Ginger is one of those herbs that are so useful and versatile. When my daughters were young, I gave them candied ginger to head off car sickness on long trips. Not only is ginger an excellent remedy for nausea, but it is also good to take for better digestion, relieves gas and bloating, helps your body absorb nutrients and deter intestinal parasites.
Aside from taking in candied form, in a tea, or in food, ginger can also be preserved as a tincture. A tincture is simply a liquid extract. They are usually made with a strong odorless 80 proof alcohol like vodka or Everclear. Tinctures can also be made with vinegar, which are usually just referred to as herbal vinegars. Vegetable glycerin can also be used to make a tincture, and the resulting extract is called a glycerite. Glycerites are especially suitable for children, as they are sweet and alcohol-free.
I made the ginger tincture you see here with vodka. The same method can be used with apple cider vinegar. If making a glycerite, use a mixture of half vegetable glycerin and half distilled water. Sterilize all your equipment in boiling water. Peel and wash your ginger root, and slice thin. Fill a canning jar with the ginger. Pour alcohol (or your other choice of liquid) to fill the jar. Lid tightly and keep in a cool dark place. Take out and shake every once in a while. Let steep for several weeks to a month. Strain out into a bottle and keep out of direct sunlight.
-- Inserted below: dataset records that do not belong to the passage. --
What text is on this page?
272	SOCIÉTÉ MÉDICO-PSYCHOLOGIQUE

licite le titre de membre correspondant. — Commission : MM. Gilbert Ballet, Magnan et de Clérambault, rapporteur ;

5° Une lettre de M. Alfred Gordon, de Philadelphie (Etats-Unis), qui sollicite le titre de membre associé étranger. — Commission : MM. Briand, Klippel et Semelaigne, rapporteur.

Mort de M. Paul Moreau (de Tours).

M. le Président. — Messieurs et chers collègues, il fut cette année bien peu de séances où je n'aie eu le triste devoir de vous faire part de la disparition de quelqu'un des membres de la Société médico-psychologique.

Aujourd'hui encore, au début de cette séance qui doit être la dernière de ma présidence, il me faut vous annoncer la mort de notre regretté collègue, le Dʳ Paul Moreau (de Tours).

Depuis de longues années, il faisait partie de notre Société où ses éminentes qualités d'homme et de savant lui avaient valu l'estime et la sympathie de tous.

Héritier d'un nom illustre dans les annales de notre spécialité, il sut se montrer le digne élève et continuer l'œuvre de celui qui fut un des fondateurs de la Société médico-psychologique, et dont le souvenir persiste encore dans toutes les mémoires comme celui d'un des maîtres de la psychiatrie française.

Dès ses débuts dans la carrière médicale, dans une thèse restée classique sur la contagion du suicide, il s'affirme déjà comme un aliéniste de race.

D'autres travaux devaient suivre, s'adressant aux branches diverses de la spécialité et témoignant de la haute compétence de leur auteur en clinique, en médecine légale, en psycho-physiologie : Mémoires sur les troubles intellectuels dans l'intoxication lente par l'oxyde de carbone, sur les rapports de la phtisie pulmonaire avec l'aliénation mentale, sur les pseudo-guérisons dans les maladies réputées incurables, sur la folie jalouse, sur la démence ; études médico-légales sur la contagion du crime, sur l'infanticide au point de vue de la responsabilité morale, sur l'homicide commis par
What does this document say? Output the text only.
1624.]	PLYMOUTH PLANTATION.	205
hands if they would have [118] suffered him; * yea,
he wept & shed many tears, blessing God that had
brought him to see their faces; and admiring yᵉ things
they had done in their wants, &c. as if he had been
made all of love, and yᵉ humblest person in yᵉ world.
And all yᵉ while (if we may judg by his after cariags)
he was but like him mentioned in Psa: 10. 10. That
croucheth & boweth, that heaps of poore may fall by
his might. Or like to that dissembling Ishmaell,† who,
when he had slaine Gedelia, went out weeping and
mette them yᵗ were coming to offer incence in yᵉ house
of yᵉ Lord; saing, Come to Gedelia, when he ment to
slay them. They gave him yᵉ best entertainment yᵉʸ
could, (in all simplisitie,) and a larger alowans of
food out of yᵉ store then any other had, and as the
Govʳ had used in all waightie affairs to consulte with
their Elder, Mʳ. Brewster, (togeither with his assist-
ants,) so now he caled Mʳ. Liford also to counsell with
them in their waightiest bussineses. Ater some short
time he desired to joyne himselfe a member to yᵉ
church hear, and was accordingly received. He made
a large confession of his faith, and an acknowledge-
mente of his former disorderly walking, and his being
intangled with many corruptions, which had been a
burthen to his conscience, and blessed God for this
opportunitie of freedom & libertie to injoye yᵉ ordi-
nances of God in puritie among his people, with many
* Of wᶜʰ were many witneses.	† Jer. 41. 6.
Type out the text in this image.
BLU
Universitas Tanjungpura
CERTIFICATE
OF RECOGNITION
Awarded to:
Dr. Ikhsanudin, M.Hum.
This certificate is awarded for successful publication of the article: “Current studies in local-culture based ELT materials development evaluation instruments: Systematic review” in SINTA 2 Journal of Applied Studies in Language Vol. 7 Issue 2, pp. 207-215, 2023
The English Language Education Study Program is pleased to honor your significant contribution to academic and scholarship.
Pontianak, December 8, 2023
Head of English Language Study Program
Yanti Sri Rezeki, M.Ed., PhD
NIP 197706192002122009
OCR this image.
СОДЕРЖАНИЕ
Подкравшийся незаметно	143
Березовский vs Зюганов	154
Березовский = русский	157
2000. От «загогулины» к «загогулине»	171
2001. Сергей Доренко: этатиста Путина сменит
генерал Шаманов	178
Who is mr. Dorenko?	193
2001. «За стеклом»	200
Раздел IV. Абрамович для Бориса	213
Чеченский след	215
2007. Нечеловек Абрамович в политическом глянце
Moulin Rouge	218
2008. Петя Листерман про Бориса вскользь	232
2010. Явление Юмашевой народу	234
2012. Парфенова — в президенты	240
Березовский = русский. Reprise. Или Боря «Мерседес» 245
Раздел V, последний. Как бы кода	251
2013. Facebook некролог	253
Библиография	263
In general, 30 drops is the usual adult dosage recommendation for alcohol tinctures. I think that’s about half a teaspoon.
For glycerites, it’s about 10 drops for up to 24 pounds of body weight, 20 drops for 24 to 48 pounds, 30 drops for 48 to 95 pounds, and 40 drops for 95 pounds and up. Consult your medical professional before taking any herbal remedies.
Another use of ginger tincture I’d like to mention is it’s use in magic. In sympathetic magic, like attracts like. Ginger is a spicy tasting root with a wonderful spicy-sweet smell. These qualities lend to it’s use in a variety of ways. It lends passion, fire, and verve to magical workings, including that of a romantic nature. Ginger in the liquid form of a tincture is especially useful as it can be used to dress magical objects such as charms, talismans, tools, and sachets (mojo bags), and even be used as a room spray.